Yeni Yıl’ın en önemli ayini, ülkenin ve halkın refahı ile bolluğunu güvence altına almak amacıyla yapılan “kutsal evlilik” ayiniydi. Mezopotamya’da halkın refahını ve bolluğunu Tanrıça İštar’ın sağladığı düşünülmüştür. Bu sebeple de ayinde, tanrıçayı temsil eden rahibelerden birisi ile Tanrı Tammuz’u16 (Sümerce Dumuzi) temsil eden kral arasında “kutsal evlilik” töreni gerçekleştirilirdi (Kramer, 2002: 187). Mezopotamya mitolojisi kısmında daha ayrıntılı olarak değineceğimiz üzere, Tanrıça İštar ile Tanrı Tammuz’un evliliği, bolluk ve bereketin sembolü kabul edilmiş ve bunun bir “kutsal evlilik” olduğuna inanılmıştır. Bolluk ve bereketi getirmesiyle toplumun mutluluğunu sağladığına inanılan “kutsal evlilik” töreni ilk kez Sümerlerde M.Ö. 3000’lerden daha önceki bir dönemde başlamış ve Mezopotamya toplumları arasında 2000 yıldan daha fazla zaman zarfında tapınaklarda sembolik olarak yeniden canlandırılmıştır (Kılıç ve Duymuş, 2009: 160-161).

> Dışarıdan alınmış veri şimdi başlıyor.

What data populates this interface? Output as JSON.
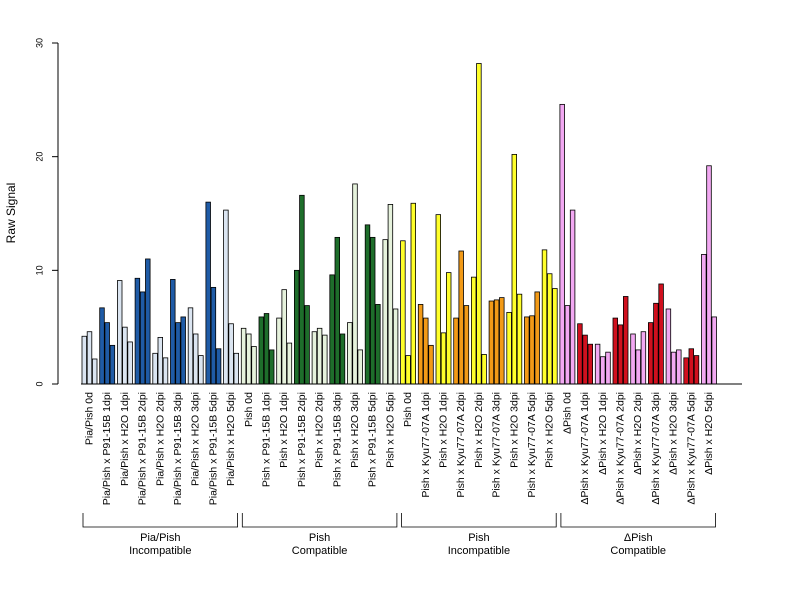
{
  "chart_data": {
    "type": "bar",
    "ylabel": "Raw Signal",
    "xlabel": "",
    "ylim": [
      0,
      30
    ],
    "yticks": [
      0,
      10,
      20,
      30
    ],
    "grid": false,
    "colors": {
      "Pia/Pish Incompatible": {
        "light": "#dbe5f1",
        "dark": "#1f5ba6"
      },
      "Pish Compatible": {
        "light": "#e6f2dc",
        "dark": "#1e6e2b"
      },
      "Pish Incompatible": {
        "light": "#ffff2a",
        "dark": "#f29a17"
      },
      "ΔPish Compatible": {
        "light": "#f2a8f2",
        "dark": "#d0101e"
      }
    },
    "groups": [
      {
        "label_line1": "Pia/Pish",
        "label_line2": "Incompatible",
        "light": "#dbe5f1",
        "dark": "#1f5ba6",
        "categories": [
          {
            "label": "Pia/Pish 0d",
            "shade": "light",
            "values": [
              4.2,
              4.6,
              2.2
            ]
          },
          {
            "label": "Pia/Pish x P91-15B 1dpi",
            "shade": "dark",
            "values": [
              6.7,
              5.4,
              3.4
            ]
          },
          {
            "label": "Pia/Pish x H2O 1dpi",
            "shade": "light",
            "values": [
              9.1,
              5.0,
              3.7
            ]
          },
          {
            "label": "Pia/Pish x P91-15B 2dpi",
            "shade": "dark",
            "values": [
              9.3,
              8.1,
              11.0
            ]
          },
          {
            "label": "Pia/Pish x H2O 2dpi",
            "shade": "light",
            "values": [
              2.7,
              4.1,
              2.3
            ]
          },
          {
            "label": "Pia/Pish x P91-15B 3dpi",
            "shade": "dark",
            "values": [
              9.2,
              5.4,
              5.9
            ]
          },
          {
            "label": "Pia/Pish x H2O 3dpi",
            "shade": "light",
            "values": [
              6.7,
              4.4,
              2.5
            ]
          },
          {
            "label": "Pia/Pish x P91-15B 5dpi",
            "shade": "dark",
            "values": [
              16.0,
              8.5,
              3.1
            ]
          },
          {
            "label": "Pia/Pish x H2O 5dpi",
            "shade": "light",
            "values": [
              15.3,
              5.3,
              2.7
            ]
          }
        ]
      },
      {
        "label_line1": "Pish",
        "label_line2": "Compatible",
        "light": "#e6f2dc",
        "dark": "#1e6e2b",
        "categories": [
          {
            "label": "Pish 0d",
            "shade": "light",
            "values": [
              4.9,
              4.4,
              3.3
            ]
          },
          {
            "label": "Pish x P91-15B 1dpi",
            "shade": "dark",
            "values": [
              5.9,
              6.2,
              3.0
            ]
          },
          {
            "label": "Pish x H2O 1dpi",
            "shade": "light",
            "values": [
              5.8,
              8.3,
              3.6
            ]
          },
          {
            "label": "Pish x P91-15B 2dpi",
            "shade": "dark",
            "values": [
              10.0,
              16.6,
              6.9
            ]
          },
          {
            "label": "Pish x H2O 2dpi",
            "shade": "light",
            "values": [
              4.6,
              4.9,
              4.3
            ]
          },
          {
            "label": "Pish x P91-15B 3dpi",
            "shade": "dark",
            "values": [
              9.6,
              12.9,
              4.4
            ]
          },
          {
            "label": "Pish x H2O 3dpi",
            "shade": "light",
            "values": [
              5.4,
              17.6,
              3.0
            ]
          },
          {
            "label": "Pish x P91-15B 5dpi",
            "shade": "dark",
            "values": [
              14.0,
              12.9,
              7.0
            ]
          },
          {
            "label": "Pish x H2O 5dpi",
            "shade": "light",
            "values": [
              12.7,
              15.8,
              6.6
            ]
          }
        ]
      },
      {
        "label_line1": "Pish",
        "label_line2": "Incompatible",
        "light": "#ffff2a",
        "dark": "#f29a17",
        "categories": [
          {
            "label": "Pish 0d",
            "shade": "light",
            "values": [
              12.6,
              2.5,
              15.9
            ]
          },
          {
            "label": "Pish x Kyu77-07A 1dpi",
            "shade": "dark",
            "values": [
              7.0,
              5.8,
              3.4
            ]
          },
          {
            "label": "Pish x H2O 1dpi",
            "shade": "light",
            "values": [
              14.9,
              4.5,
              9.8
            ]
          },
          {
            "label": "Pish x Kyu77-07A 2dpi",
            "shade": "dark",
            "values": [
              5.8,
              11.7,
              6.9
            ]
          },
          {
            "label": "Pish x H2O 2dpi",
            "shade": "light",
            "values": [
              9.4,
              28.2,
              2.6
            ]
          },
          {
            "label": "Pish x Kyu77-07A 3dpi",
            "shade": "dark",
            "values": [
              7.3,
              7.4,
              7.6
            ]
          },
          {
            "label": "Pish x H2O 3dpi",
            "shade": "light",
            "values": [
              6.3,
              20.2,
              7.9
            ]
          },
          {
            "label": "Pish x Kyu77-07A 5dpi",
            "shade": "dark",
            "values": [
              5.9,
              6.0,
              8.1
            ]
          },
          {
            "label": "Pish x H2O 5dpi",
            "shade": "light",
            "values": [
              11.8,
              9.7,
              8.4
            ]
          }
        ]
      },
      {
        "label_line1": "ΔPish",
        "label_line2": "Compatible",
        "light": "#f2a8f2",
        "dark": "#d0101e",
        "categories": [
          {
            "label": "ΔPish 0d",
            "shade": "light",
            "values": [
              24.6,
              6.9,
              15.3
            ]
          },
          {
            "label": "ΔPish x Kyu77-07A 1dpi",
            "shade": "dark",
            "values": [
              5.3,
              4.3,
              3.5
            ]
          },
          {
            "label": "ΔPish x H2O 1dpi",
            "shade": "light",
            "values": [
              3.5,
              2.4,
              2.8
            ]
          },
          {
            "label": "ΔPish x Kyu77-07A 2dpi",
            "shade": "dark",
            "values": [
              5.8,
              5.2,
              7.7
            ]
          },
          {
            "label": "ΔPish x H2O 2dpi",
            "shade": "light",
            "values": [
              4.4,
              3.0,
              4.6
            ]
          },
          {
            "label": "ΔPish x Kyu77-07A 3dpi",
            "shade": "dark",
            "values": [
              5.4,
              7.1,
              8.8
            ]
          },
          {
            "label": "ΔPish x H2O 3dpi",
            "shade": "light",
            "values": [
              6.6,
              2.8,
              3.0
            ]
          },
          {
            "label": "ΔPish x Kyu77-07A 5dpi",
            "shade": "dark",
            "values": [
              2.3,
              3.1,
              2.5
            ]
          },
          {
            "label": "ΔPish x H2O 5dpi",
            "shade": "light",
            "values": [
              11.4,
              19.2,
              5.9
            ]
          }
        ]
      }
    ]
  }
}
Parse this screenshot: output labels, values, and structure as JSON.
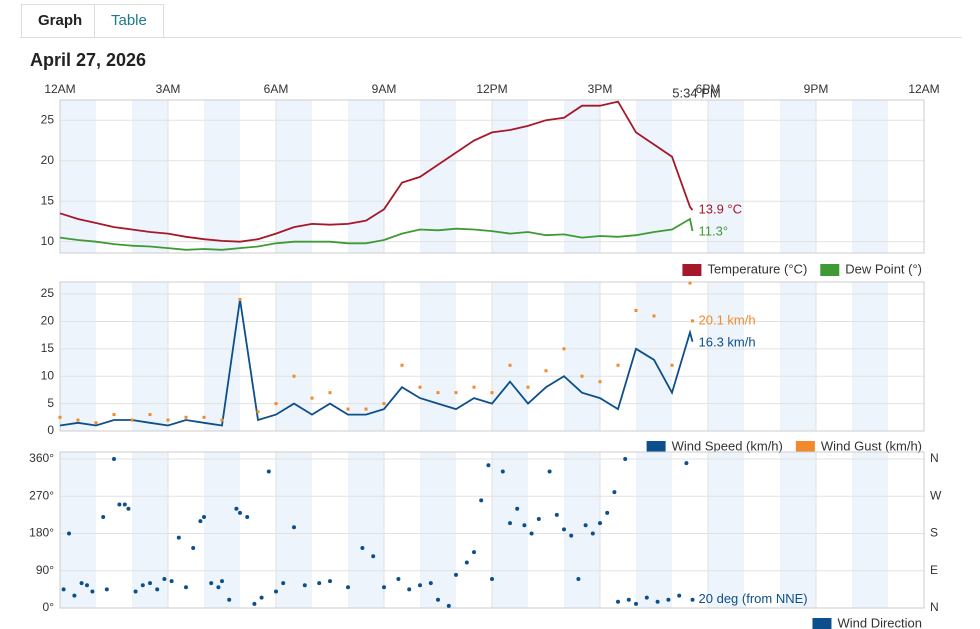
{
  "tabs": [
    "Graph",
    "Table"
  ],
  "date": "April 27, 2026",
  "chart_data": [
    {
      "type": "line",
      "xlim": [
        0,
        24
      ],
      "xticks": [
        {
          "value": 0,
          "label": "12AM"
        },
        {
          "value": 3,
          "label": "3AM"
        },
        {
          "value": 6,
          "label": "6AM"
        },
        {
          "value": 9,
          "label": "9AM"
        },
        {
          "value": 12,
          "label": "12PM"
        },
        {
          "value": 15,
          "label": "3PM"
        },
        {
          "value": 18,
          "label": "6PM"
        },
        {
          "value": 21,
          "label": "9PM"
        },
        {
          "value": 24,
          "label": "12AM"
        }
      ],
      "marker": {
        "x": 17.57,
        "label": "5:34 PM"
      },
      "x": [
        0,
        0.5,
        1,
        1.5,
        2,
        2.5,
        3,
        3.5,
        4,
        4.5,
        5,
        5.5,
        6,
        6.5,
        7,
        7.5,
        8,
        8.5,
        9,
        9.5,
        10,
        10.5,
        11,
        11.5,
        12,
        12.5,
        13,
        13.5,
        14,
        14.5,
        15,
        15.5,
        16,
        16.5,
        17,
        17.5,
        17.57
      ],
      "ylim": [
        8.6,
        27.5
      ],
      "yticks": [
        10,
        15,
        20,
        25
      ],
      "series": [
        {
          "name": "Temperature (°C)",
          "color": "#a5182a",
          "values": [
            13.5,
            12.8,
            12.3,
            11.8,
            11.5,
            11.2,
            11.0,
            10.6,
            10.3,
            10.1,
            10.0,
            10.3,
            11.0,
            11.8,
            12.2,
            12.1,
            12.2,
            12.6,
            14.0,
            17.3,
            18.0,
            19.5,
            21.0,
            22.5,
            23.5,
            23.8,
            24.3,
            25.0,
            25.3,
            26.8,
            26.8,
            27.3,
            23.5,
            22.0,
            20.5,
            14.3,
            13.9
          ],
          "value_labels": [
            null,
            null,
            null,
            null,
            null,
            null,
            null,
            null,
            null,
            null,
            null,
            null,
            null,
            null,
            null,
            null,
            null,
            null,
            null,
            null,
            null,
            null,
            null,
            null,
            null,
            null,
            null,
            null,
            null,
            null,
            null,
            null,
            null,
            null,
            null,
            null,
            "13.9 °C"
          ]
        },
        {
          "name": "Dew Point (°)",
          "color": "#3f9a36",
          "values": [
            10.5,
            10.2,
            10.0,
            9.7,
            9.5,
            9.4,
            9.2,
            9.0,
            9.1,
            9.0,
            9.2,
            9.4,
            9.8,
            10.0,
            10.0,
            10.0,
            9.8,
            9.8,
            10.2,
            11.0,
            11.5,
            11.4,
            11.6,
            11.5,
            11.3,
            11.0,
            11.2,
            10.8,
            10.9,
            10.5,
            10.7,
            10.6,
            10.8,
            11.2,
            11.5,
            12.8,
            11.3
          ],
          "value_labels": [
            null,
            null,
            null,
            null,
            null,
            null,
            null,
            null,
            null,
            null,
            null,
            null,
            null,
            null,
            null,
            null,
            null,
            null,
            null,
            null,
            null,
            null,
            null,
            null,
            null,
            null,
            null,
            null,
            null,
            null,
            null,
            null,
            null,
            null,
            null,
            null,
            "11.3°"
          ]
        }
      ]
    },
    {
      "type": "line",
      "x": [
        0,
        0.5,
        1,
        1.5,
        2,
        2.5,
        3,
        3.5,
        4,
        4.5,
        5,
        5.5,
        6,
        6.5,
        7,
        7.5,
        8,
        8.5,
        9,
        9.5,
        10,
        10.5,
        11,
        11.5,
        12,
        12.5,
        13,
        13.5,
        14,
        14.5,
        15,
        15.5,
        16,
        16.5,
        17,
        17.5,
        17.57
      ],
      "ylim": [
        0,
        27.2
      ],
      "yticks": [
        0,
        5,
        10,
        15,
        20,
        25
      ],
      "series": [
        {
          "name": "Wind Speed (km/h)",
          "color": "#0d4f8b",
          "values": [
            1,
            1.5,
            1,
            2,
            2,
            1.5,
            1,
            2,
            1.5,
            1,
            24,
            2,
            3,
            5,
            3,
            5,
            3,
            3,
            4,
            8,
            6,
            5,
            4,
            6,
            5,
            9,
            5,
            8,
            10,
            7,
            6,
            4,
            15,
            13,
            7,
            18,
            16.3
          ],
          "value_labels": [
            null,
            null,
            null,
            null,
            null,
            null,
            null,
            null,
            null,
            null,
            null,
            null,
            null,
            null,
            null,
            null,
            null,
            null,
            null,
            null,
            null,
            null,
            null,
            null,
            null,
            null,
            null,
            null,
            null,
            null,
            null,
            null,
            null,
            null,
            null,
            null,
            "16.3 km/h"
          ]
        },
        {
          "name": "Wind Gust (km/h)",
          "color": "#f08a2b",
          "style": "dots",
          "values": [
            2.5,
            2,
            1.5,
            3,
            2,
            3,
            2,
            2.5,
            2.5,
            2,
            24,
            3.5,
            5,
            10,
            6,
            7,
            4,
            4,
            5,
            12,
            8,
            7,
            7,
            8,
            7,
            12,
            8,
            11,
            15,
            10,
            9,
            12,
            22,
            21,
            12,
            27,
            20.1
          ],
          "value_labels": [
            null,
            null,
            null,
            null,
            null,
            null,
            null,
            null,
            null,
            null,
            null,
            null,
            null,
            null,
            null,
            null,
            null,
            null,
            null,
            null,
            null,
            null,
            null,
            null,
            null,
            null,
            null,
            null,
            null,
            null,
            null,
            null,
            null,
            null,
            null,
            null,
            "20.1 km/h"
          ]
        }
      ]
    },
    {
      "type": "scatter",
      "x": [
        0.1,
        0.25,
        0.4,
        0.6,
        0.75,
        0.9,
        1.2,
        1.3,
        1.5,
        1.65,
        1.8,
        1.9,
        2.1,
        2.3,
        2.5,
        2.7,
        2.9,
        3.1,
        3.3,
        3.5,
        3.7,
        3.9,
        4.0,
        4.2,
        4.4,
        4.5,
        4.7,
        4.9,
        5.0,
        5.2,
        5.4,
        5.6,
        5.8,
        6.0,
        6.2,
        6.5,
        6.8,
        7.2,
        7.5,
        8.0,
        8.4,
        8.7,
        9.0,
        9.4,
        9.7,
        10.0,
        10.3,
        10.5,
        10.8,
        11.0,
        11.3,
        11.5,
        11.7,
        11.9,
        12.0,
        12.3,
        12.5,
        12.7,
        12.9,
        13.1,
        13.3,
        13.6,
        13.8,
        14.0,
        14.2,
        14.4,
        14.6,
        14.8,
        15.0,
        15.2,
        15.4,
        15.5,
        15.7,
        15.8,
        16.0,
        16.3,
        16.6,
        16.9,
        17.2,
        17.4,
        17.57
      ],
      "ylim": [
        0,
        377
      ],
      "yticks": [
        {
          "value": 0,
          "label": "0°"
        },
        {
          "value": 90,
          "label": "90°"
        },
        {
          "value": 180,
          "label": "180°"
        },
        {
          "value": 270,
          "label": "270°"
        },
        {
          "value": 360,
          "label": "360°"
        }
      ],
      "y2lim": [
        0,
        377
      ],
      "y2ticks": [
        {
          "value": 0,
          "label": "N"
        },
        {
          "value": 90,
          "label": "E"
        },
        {
          "value": 180,
          "label": "S"
        },
        {
          "value": 270,
          "label": "W"
        },
        {
          "value": 360,
          "label": "N"
        }
      ],
      "series": [
        {
          "name": "Wind Direction",
          "color": "#0d4f8b",
          "values": [
            45,
            180,
            30,
            60,
            55,
            40,
            220,
            45,
            360,
            250,
            250,
            240,
            40,
            55,
            60,
            45,
            70,
            65,
            170,
            50,
            145,
            210,
            220,
            60,
            50,
            65,
            20,
            240,
            230,
            220,
            10,
            25,
            330,
            40,
            60,
            195,
            55,
            60,
            65,
            50,
            145,
            125,
            50,
            70,
            45,
            55,
            60,
            20,
            5,
            80,
            110,
            135,
            260,
            345,
            70,
            330,
            205,
            240,
            200,
            180,
            215,
            330,
            225,
            190,
            175,
            70,
            200,
            180,
            205,
            230,
            280,
            15,
            360,
            20,
            10,
            25,
            15,
            20,
            30,
            350,
            20
          ],
          "value_labels": [
            null,
            null,
            null,
            null,
            null,
            null,
            null,
            null,
            null,
            null,
            null,
            null,
            null,
            null,
            null,
            null,
            null,
            null,
            null,
            null,
            null,
            null,
            null,
            null,
            null,
            null,
            null,
            null,
            null,
            null,
            null,
            null,
            null,
            null,
            null,
            null,
            null,
            null,
            null,
            null,
            null,
            null,
            null,
            null,
            null,
            null,
            null,
            null,
            null,
            null,
            null,
            null,
            null,
            null,
            null,
            null,
            null,
            null,
            null,
            null,
            null,
            null,
            null,
            null,
            null,
            null,
            null,
            null,
            null,
            null,
            null,
            null,
            null,
            null,
            null,
            null,
            null,
            null,
            null,
            null,
            "20 deg (from NNE)"
          ]
        }
      ]
    }
  ]
}
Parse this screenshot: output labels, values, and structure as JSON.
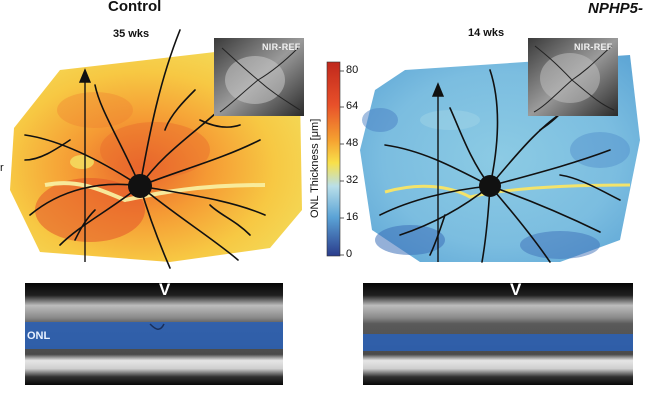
{
  "panels": {
    "left": {
      "title": "Control",
      "age": "35 wks",
      "inset_label": "NIR-REF",
      "bscan_label": "ONL",
      "marker": "V"
    },
    "right": {
      "title": "NPHP5-",
      "age": "14 wks",
      "inset_label": "NIR-REF",
      "marker": "V"
    }
  },
  "edge_fragment": "r",
  "colorbar": {
    "title": "ONL Thickness [μm]",
    "ticks": [
      "80",
      "64",
      "48",
      "32",
      "16",
      "0"
    ],
    "colors": {
      "high": "#c0281c",
      "upper": "#f08020",
      "mid": "#f8e04a",
      "lower": "#7fc4e0",
      "low": "#2a3c8c"
    }
  }
}
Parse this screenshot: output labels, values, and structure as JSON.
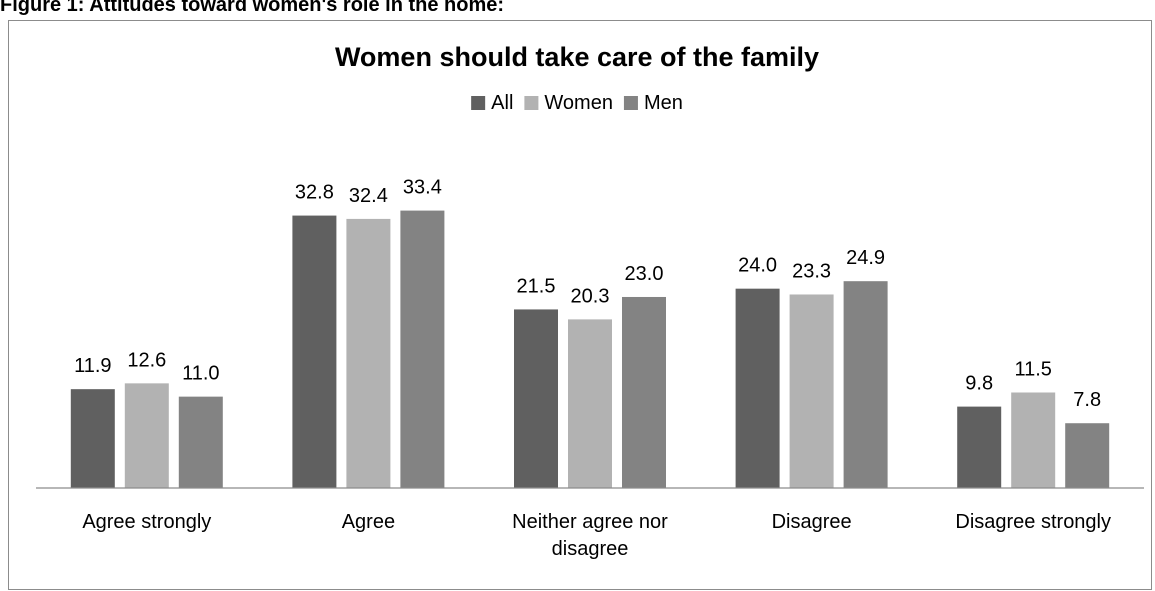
{
  "figure": {
    "caption": "Figure 1: Attitudes toward women's role in the home:"
  },
  "chart_data": {
    "type": "bar",
    "title": "Women should take care of the family",
    "categories": [
      "Agree strongly",
      "Agree",
      "Neither agree nor disagree",
      "Disagree",
      "Disagree strongly"
    ],
    "category_lines": [
      [
        "Agree strongly"
      ],
      [
        "Agree"
      ],
      [
        "Neither agree nor",
        "disagree"
      ],
      [
        "Disagree"
      ],
      [
        "Disagree strongly"
      ]
    ],
    "series": [
      {
        "name": "All",
        "values": [
          11.9,
          32.8,
          21.5,
          24.0,
          9.8
        ],
        "labels": [
          "11.9",
          "32.8",
          "21.5",
          "24.0",
          "9.8"
        ],
        "color": "#606060"
      },
      {
        "name": "Women",
        "values": [
          12.6,
          32.4,
          20.3,
          23.3,
          11.5
        ],
        "labels": [
          "12.6",
          "32.4",
          "20.3",
          "23.3",
          "11.5"
        ],
        "color": "#b2b2b2"
      },
      {
        "name": "Men",
        "values": [
          11.0,
          33.4,
          23.0,
          24.9,
          7.8
        ],
        "labels": [
          "11.0",
          "33.4",
          "23.0",
          "24.9",
          "7.8"
        ],
        "color": "#838383"
      }
    ],
    "xlabel": "",
    "ylabel": "",
    "ylim": [
      0,
      36
    ],
    "grid": false,
    "legend_position": "top",
    "data_labels": true
  }
}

Sümerler ile başlayıp, daha sonra Sami toplumlarda da devam eden bu ayin geleneği her yıl yinelenerek süregelmiştir. Yeni Yıl’da dünyanın dönemsel olarak yeniden yaratıldığı ve kutsal evlilik ayininin yapılmasının önemli sonuçlar yarattığına inanılmıştır. Böylece tanrısal enerji yeryüzüne saçılmakta ve başlayan yeni yılda refah ve mutluluk güvence altına alınmaktadır (Eliade, 2007: 82).

Kutsal evlilik töreni kutlandıktan sonra, 11. günde tanrı ve maiyeti Babil’e geri dönüyordu. Marduk kaderler podyumuna oturtulup evrenin kralı olarak ululanıyordu. Ertesi gün, tanrıların heykelleri kendi şehirlerine dönüyordu ve törenler son buluyordu (Salvini, 2006: 116).